We focus on federated learning in practical recommender systems and natural language processing scenarios. The global model for federated optimization typically contains a large and sparse embedding layer, while each client’s local data tend to interact with part of features, updating only a small submodel with the feature-related embedding vectors. We identify a new and important issue that distinct data features normally involve different numbers of clients, generating the differentiation of hot and cold features. We further reveal that the classical federated averaging algorithm (FedAvg) or its variants, which randomly selects clients to participate and uniformly averages their submodel updates, will be severely slowed down, because different parameters of the global model are optimized at different speeds. More specifically, the model parameters related to hot (resp., cold) features will be updated quickly (resp., slowly). We thus propose federated submodel averaging (FedSubAvg), which introduces the number of feature-related clients as the metric of feature heat to correct the aggregation of submodel updates. We prove that due to the dispersion of feature heat, the global objective is ill-conditioned, and FedSubAvg works as a suitable diagonal preconditioner. We also rigorously analyze FedSubAvg’s convergence rate to stationary points. We finally evaluate FedSubAvg over several public and industrial datasets. The evaluation results demonstrate that FedSubAvg significantly outperforms FedAvg and its variants.

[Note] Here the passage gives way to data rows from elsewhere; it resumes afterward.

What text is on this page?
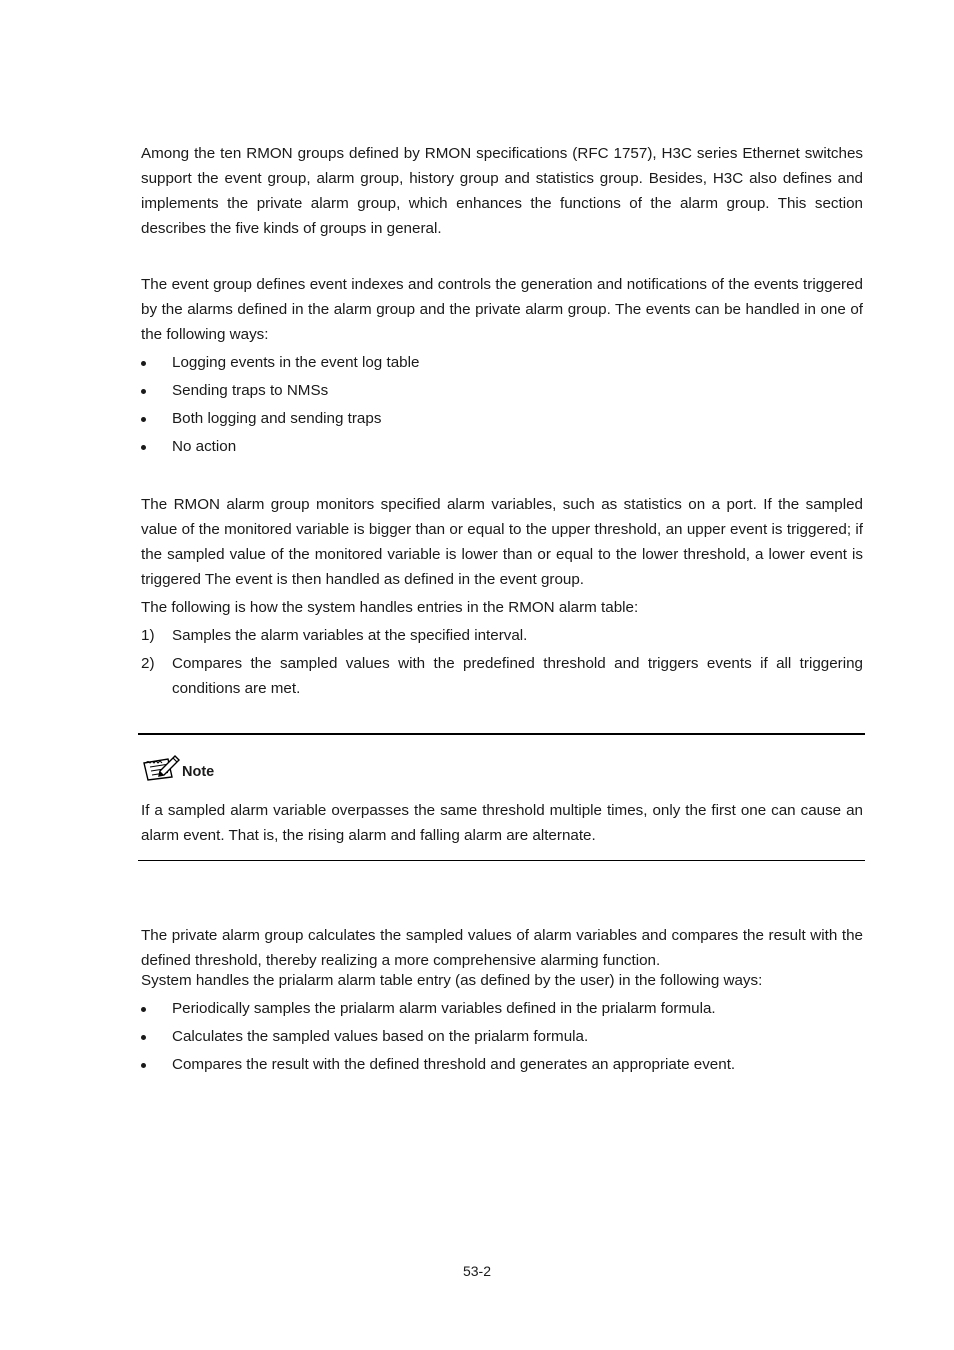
Among the ten RMON groups defined by RMON specifications (RFC 1757), H3C series Ethernet switches support the event group, alarm group, history group and statistics group. Besides, H3C also defines and implements the private alarm group, which enhances the functions of the alarm group. This section describes the five kinds of groups in general.

The event group defines event indexes and controls the generation and notifications of the events triggered by the alarms defined in the alarm group and the private alarm group. The events can be handled in one of the following ways:

Logging events in the event log table
Sending traps to NMSs
Both logging and sending traps
No action

The RMON alarm group monitors specified alarm variables, such as statistics on a port. If the sampled value of the monitored variable is bigger than or equal to the upper threshold, an upper event is triggered; if the sampled value of the monitored variable is lower than or equal to the lower threshold, a lower event is triggered The event is then handled as defined in the event group.

The following is how the system handles entries in the RMON alarm table:

1) Samples the alarm variables at the specified interval.
2) Compares the sampled values with the predefined threshold and triggers events if all triggering conditions are met.
Note

If a sampled alarm variable overpasses the same threshold multiple times, only the first one can cause an alarm event. That is, the rising alarm and falling alarm are alternate.

The private alarm group calculates the sampled values of alarm variables and compares the result with the defined threshold, thereby realizing a more comprehensive alarming function.

System handles the prialarm alarm table entry (as defined by the user) in the following ways:

Periodically samples the prialarm alarm variables defined in the prialarm formula.
Calculates the sampled values based on the prialarm formula.
Compares the result with the defined threshold and generates an appropriate event.
53-2
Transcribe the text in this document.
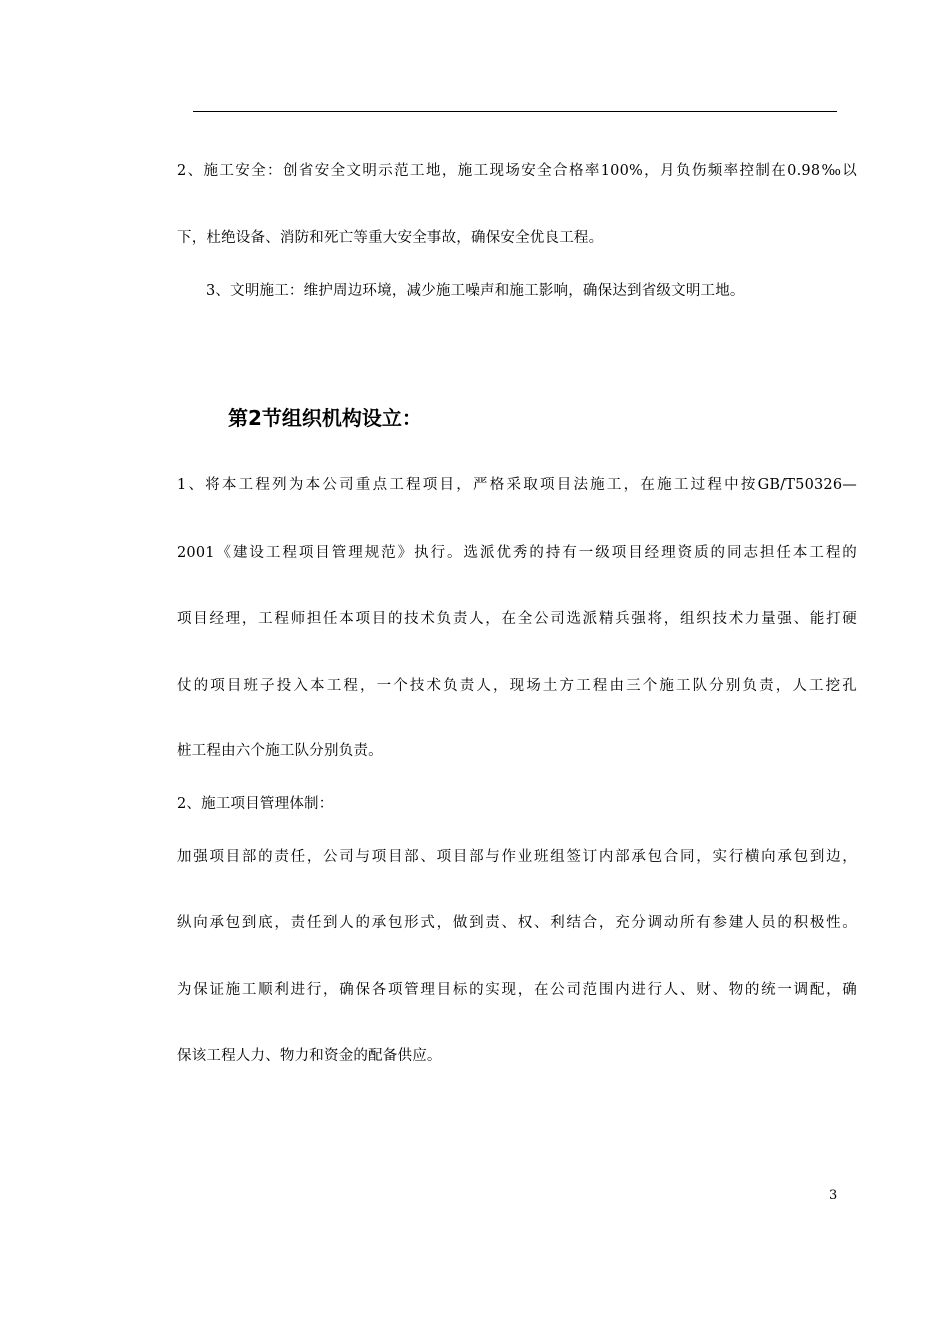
2、施工安全：创省安全文明示范工地，施工现场安全合格率100%，月负伤频率控制在0.98‰以
下，杜绝设备、消防和死亡等重大安全事故，确保安全优良工程。
3、文明施工：维护周边环境，减少施工噪声和施工影响，确保达到省级文明工地。
第2节组织机构设立：
1、将本工程列为本公司重点工程项目，严格采取项目法施工，在施工过程中按GB/T50326—
2001《建设工程项目管理规范》执行。选派优秀的持有一级项目经理资质的同志担任本工程的
项目经理，工程师担任本项目的技术负责人，在全公司选派精兵强将，组织技术力量强、能打硬
仗的项目班子投入本工程，一个技术负责人，现场土方工程由三个施工队分别负责，人工挖孔
桩工程由六个施工队分别负责。
2、施工项目管理体制：
加强项目部的责任，公司与项目部、项目部与作业班组签订内部承包合同，实行横向承包到边，
纵向承包到底，责任到人的承包形式，做到责、权、利结合，充分调动所有参建人员的积极性。
为保证施工顺利进行，确保各项管理目标的实现，在公司范围内进行人、财、物的统一调配，确
保该工程人力、物力和资金的配备供应。
3
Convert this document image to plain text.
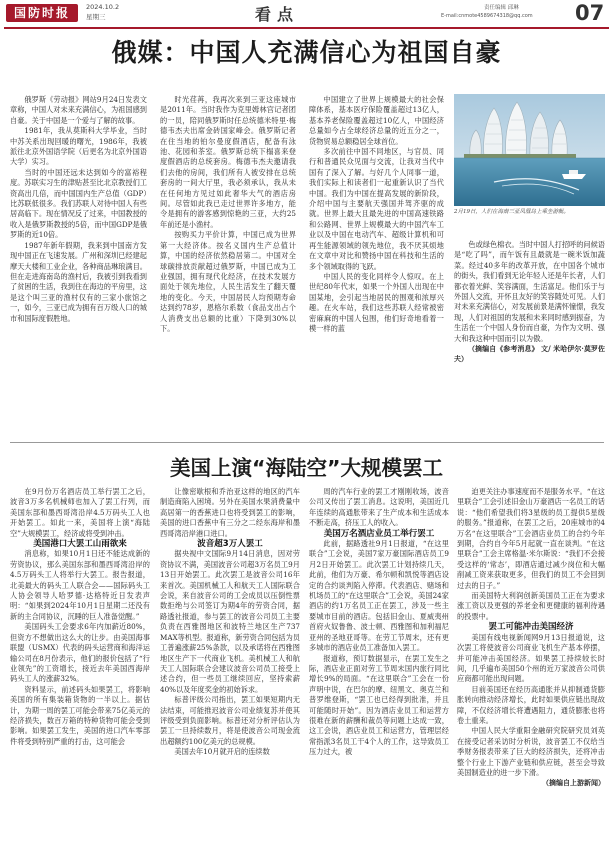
国防时报	2024.10.2
星期三	看点	责任编辑 邱琳
E-mail:cnmote4589674318@qq.com 07
俄媒：中国人充满信心为祖国自豪

俄罗斯《劳动报》网站9月24日发表文章称，中国人对未来充满信心，为祖国感到自豪。关于中国是一个爱与了解的故事。

1981年，我从莫斯科大学毕业，当时中苏关系出现回暖的曙光，1986年，我被派往北京外国语学院（后更名为北京外国语大学）实习。

当时的中国还远未达到如今的富裕程度。苏联实习生的津贴甚至比北京教授们工资高出几倍，而中国国内生产总值（GDP）比苏联低很多。我们苏联人对待中国人有些居高临下。现在情况反了过来，中国教授的收入是俄罗斯教授的5倍，而中国GDP是俄罗斯的近10倍。

1987年新年假期，我来到中国南方发现中国正在飞速发展。广州和深圳已经建起摩天大楼和工业企业，各种商品琳琅满目。但在走进海南岛的渔村后，我被引到我看到了贫困的生活，我到住在海边的平房里，这是这个叫三亚的渔村仅有的三家小旅馆之一，如今，三亚已成为拥有百万级人口的城市和国际度假胜地。

时光荏苒，我再次来到三亚这座城市是2011年。当时我作为克里姆林宫记者团的一员，陪同俄罗斯时任总统德米特里·梅德韦杰夫出席金砖国家峰会。俄罗斯记者在住当地的铂尔曼度假酒店，配备有泳池、花园和茶室。俄罗斯总统下榻喜来登度假酒店的总统套房。梅德韦杰夫邀请我们去他的房间，我们所有人被安排在总统套房的一间大厅里，我必须承认，我从未在任何地方见过如此奢华大气的酒店房间。尽管如此我已走过世界许多地方，能令是拥有的游客感到惊艳的三亚，大约25年前还是小渔村。

按购买力平价计算，中国已成为世界第一大经济体。按名义国内生产总值计算，中国的经济依然稳居第二。中国对全球碳排放贡献超过俄罗斯，中国已成为工业强国，拥有现代化经济，在技术发展方面处于领先地位，人民生活发生了翻天覆地的变化。今天，中国居民人均预期寿命达到约78岁，恩格尔系数（食品支出占个人消费支出总额的比重）下降到30%以下。

中国建立了世界上规模最大的社会保障体系，基本医疗保险覆盖超过13亿人，基本养老保险覆盖超过10亿人，中国经济总量如今占全球经济总量的近五分之一，货物贸易总额稳居全球首位。

多次前往中国不同地区，与官员、同行和普通民众见面与交流，让我对当代中国有了深入了解。与好几个人同事一道，我们实际上和读者们一起重新认识了当代中国。我们为中国在提高发展的新阶段，介绍中国与主要航天强国并驾齐驱的成就。世界上最大且最先进的中国高速铁路和公路网、世界上规模最大的中国汽车工业以及中国在电动汽车、超级计算机和可再生能源领域的领先地位，我不厌其烦地在文章中对比和赞扬中国在科技和生活的多个领域取得的飞跃。

中国人民的变化同样令人惊叹。在上世纪80年代末，如果一个外国人出现在中国某地，会引起当地居民的围观和浓厚兴趣。在火车站，我们这些苏联人经常被密密麻麻的中国人包围，他们好奇地看着一模一样的蓝

2月19日，人们在海南三亚凤凰岛上乘坐游艇。

色或绿色棉衣。当时中国人打招呼的问候语是“吃了吗”，而午饭有且最就是一碗米饭加蔬菜。经过40多年的改革开放，在中国各个城市的街头，我们看到无论年轻人还是年长者，人们都衣着光鲜、笑容满面，生活富足。他们乐于与外国人交流，开怀且友好的笑容随处可见。人们对未来充满信心，对发展前景是满怀憧憬，我发现，人们对祖国的发展和未来同时感到振奋，为生活在一个中国人身份而自豪，为作为文明、强大和我这种中国而引以为傲。

（摘编自《参考消息》 文/ 米哈伊尔·莫罗佐夫）

美国上演“海陆空”大规模罢工

在9月份万名酒店员工举行罢工之后，波音3万多名机械师也加入了罢工行列，而美国东部和墨西哥湾沿岸4.5万码头工人也开始罢工。如此一来，美国将上演“海陆空”大规模罢工，经济或将受到冲击。

美国港口大罢工山雨欲来

消息称，如果10月1日还不能达成新的劳资协议，那么美国东部和墨西哥湾沿岸的4.5万码头工人将举行大罢工。报告报道，北美最大的码头工人联合会——国际码头工人协会领导人哈罗德·达格特近日发表声明：“如果到2024年10月1日星期二还没有新的主合同协议，沉睡的巨人准备觉醒。”

美国码头工会要求6年内加薪近80%，但资方不想做出这么大的让步。由美国海事联盟（USMX）代表的码头运营商和海洋运输公司在8月份表示，他们的报价包括了“行业领先”的工资增长，接近去年美国西海岸码头工人的涨薪32%。

资料显示，前述码头如果罢工，将影响美国的所有集装箱货物的一半以上。据估计，为期一周的罢工可能会带来75亿美元的经济损失，数百万箱的特种货物可能会受到影响。如果罢工发生，美国的进口汽车零部件将受到特别严重的打击，这可能会

让像密歇根和乔治亚这样的地区的汽车制造商陷入困境。另外在美国水果消费量中高居第一的香蕉进口也将受到罢工的影响，美国的进口香蕉中有三分之二经东海岸和墨西哥湾沿岸港口进口。

波音超3万人罢工

据央视中文国际9月14日消息，因对劳资协议不满，美国波音公司超3万名员工9月13日开始罢工。此次罢工是波音公司16年来首次。美国机械工人和航天工人国际联合会说，来自波音公司的工会成员以压倒性票数拒绝与公司签订为期4年的劳资合同，据路透社报道，参与罢工的波音公司员工主要负责在西雅图地区和波特兰地区生产737 MAX等机型。报道称，新劳资合同包括为员工普遍涨薪25%条款，以及承诺将在西雅图地区生产下一代商业飞机。美机械工人和航天工人国际联合会建议波音公司员工接受上述合约，但一些员工继续回应，坚持索薪40%以及年度奖金的初始诉求。

标普评级公司指出，罢工如果短期内无法结束，可能推迟波音公司业绩复苏并使其评级受到负面影响。标普还对分析评估认为罢工一旦持续数月，将是使波音公司现金流出超额约100亿美元的总规模。

美国去年10月就开启的连续数

周的汽车行业的罢工才刚刚收场，波音公司又传出了罢工消息。这说明，美国近几年连续的高通胀带来了生产成本和生活成本不断走高，挤压工人的收入。

美国万名酒店业员工举行罢工

此前，据路透社9月1日报道，“在这里联合”工会说，美国7家万豪国际酒店员工9月2日开始罢工。此次罢工计划持续几天，此前，他们为万豪、希尔顿和凯悦等酒店设定的合约谈判陷入停滞。代表酒店、赌场和机场员工的“在这里联合”工会说，美国24家酒店的约1万名员工正在罢工，涉及一些主要城市目前的酒店。包括旧金山、夏威夷州首府火奴鲁鲁、波士顿、西雅图和加利福尼亚州的圣地亚哥等。在劳工节周末，还有更多城市的酒店业员工准备加入罢工。

报道称，预订数据显示，在罢工发生之际，酒店业正面对劳工节周末国内旅行同比增长9%的局面。“在这里联合”工会在一份声明中说，在巴尔的摩、纽黑文、奥克兰和普罗维登斯，“罢工也已经得到批准，并且可能随时开始”。因为酒店业员工和运营方很难在新的薪酬和裁员等问题上达成一致，这工会说，酒店业员工和运营方，管理层经常指派3名员工干4个人的工作，这导致员工压力过大，被

迫更关注办事速度而不是服务水平。“在这里联合”工会引述旧金山万豪酒店一名员工的话说：“他们希望我们将3星级的员工提供5星级的服务。”报道称，在罢工之后，20座城市的4万名“在这里联合”工会酒店业员工的合约今年到期，合约自今年5月起就一直在谈判。“在这里联合”工会主席格温·米尔斯说：“我们不会接受这样的‘常态’，即酒店通过减少岗位和大幅削减工资来获取更多，但我们的员工不会回到过去的日子。”

而美国特大利润创新美国员工正在为要求涨工资以及更强的养老金和更健康的福利待遇的投票中。

罢工可能冲击美国经济

美国有线电视新闻网9月13日报道说，这次罢工将使波音公司商业飞机生产基本停摆，并可能冲击美国经济。如果罢工持续较长时间，几乎遍布美国50个州的近万家波音公司供应商都可能出现问题。

目前美国还在经历高通胀并从抑制通货膨胀转向推动经济增长，此时如果供应链出现故障，不仅经济增长将遭遇阻力，通货膨胀也将卷土重来。

中国人民大学重阳金融研究院研究员刘英在接受记者采访时分析说，波音罢工不仅给当季财务报表带来了巨大的经济损失，还将冲击整个行业上下游产业链和供应链，甚至会导致美国制造业的进一步下滑。

（摘编自上游新闻）
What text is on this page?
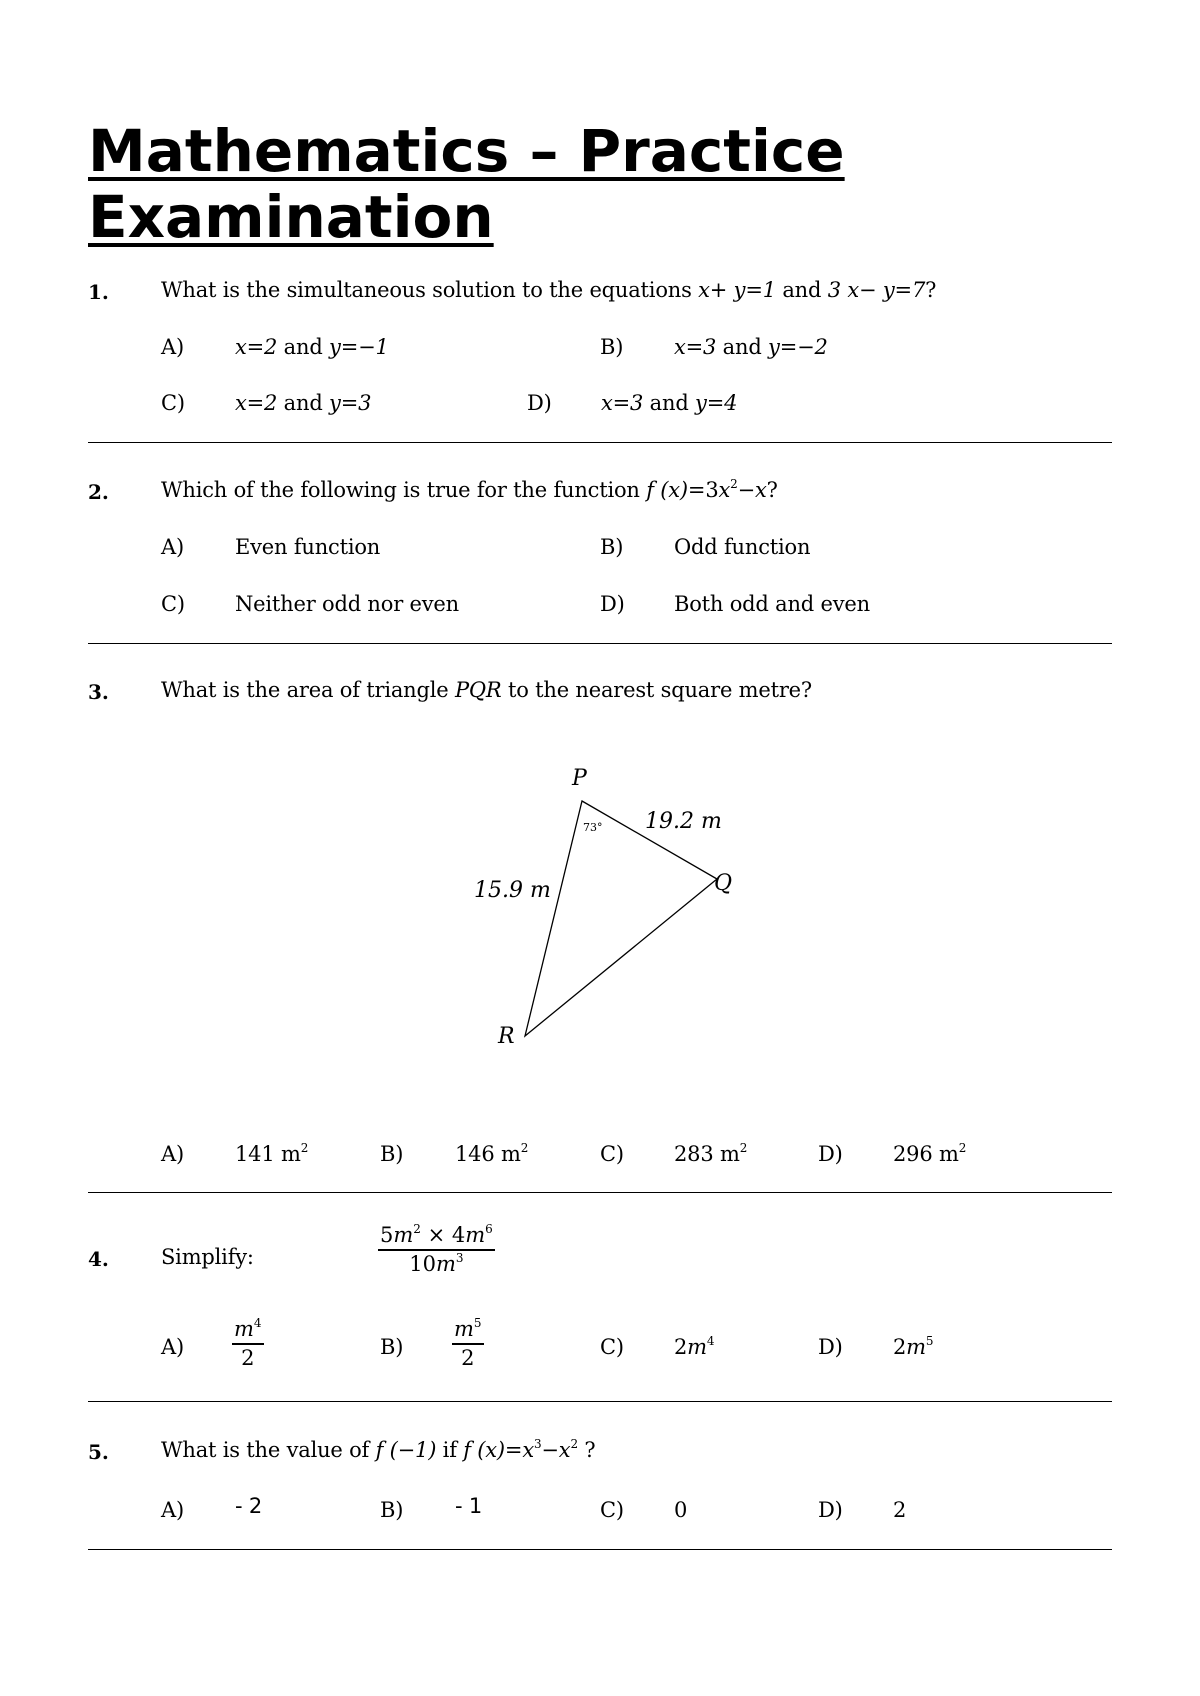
Mathematics – Practice
Examination
1. What is the simultaneous solution to the equations x+ y=1 and 3 x− y=7?
A) x=2 and y=−1	B) x=3 and y=−2
C) x=2 and y=3	D) x=3 and y=4
2. Which of the following is true for the function f $(x)=3x^2-x$?
A) Even function	B) Odd function
C) Neither odd nor even	D) Both odd and even
3. What is the area of triangle PQR to the nearest square metre?
P
Q
R
73° 19.2 m
15.9 m
A) 141 $m^2$	B) 146 $m^2$	C) 283 $m^2$	D) 296 $m^2$
4. Simplify:	$\frac{5m^2 \times 4m^6}{10m^3}$
$A) \frac{m^4}{2}$	$B) \frac{m^5}{2}$	C) $2m^4$	D) $2m^5$
5. What is the value of f (−1) if f $(x)=x^3-x^2$ ?
A) - 2	B) - 1	C) 0	D) 2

Yucheng Ding (Shanghai Jiao Tong University)
Chaoyue Niu (Shanghai Jiao Tong University)
I received my Ph.D. degree in the Department of Computer Science and Engineering, Shanghai Jiao Tong University, in 2021. I received my B.S. degree from the IEEE Honor Class, Shanghai Jiao Tong University, in 2017. My research interests include data sharing (e.g., cross-device federated learning and data trading), deep learning (e.g., recommender systems and distributed optimization), as well as security and privacy (e.g., privacy preservation and verifiable computation).
Fan Wu (Shanghai Jiao Tong University)
Shaojie Tang (University of Texas, Dallas)
yanghe feng (National University of Defense Technology)
Guihai Chen (Shanghai Jiao Tong University)
More from the Same Authors
2019 Poster: Learning Latent Process from High-Dimensional Event Sequences via Efficient Sampling »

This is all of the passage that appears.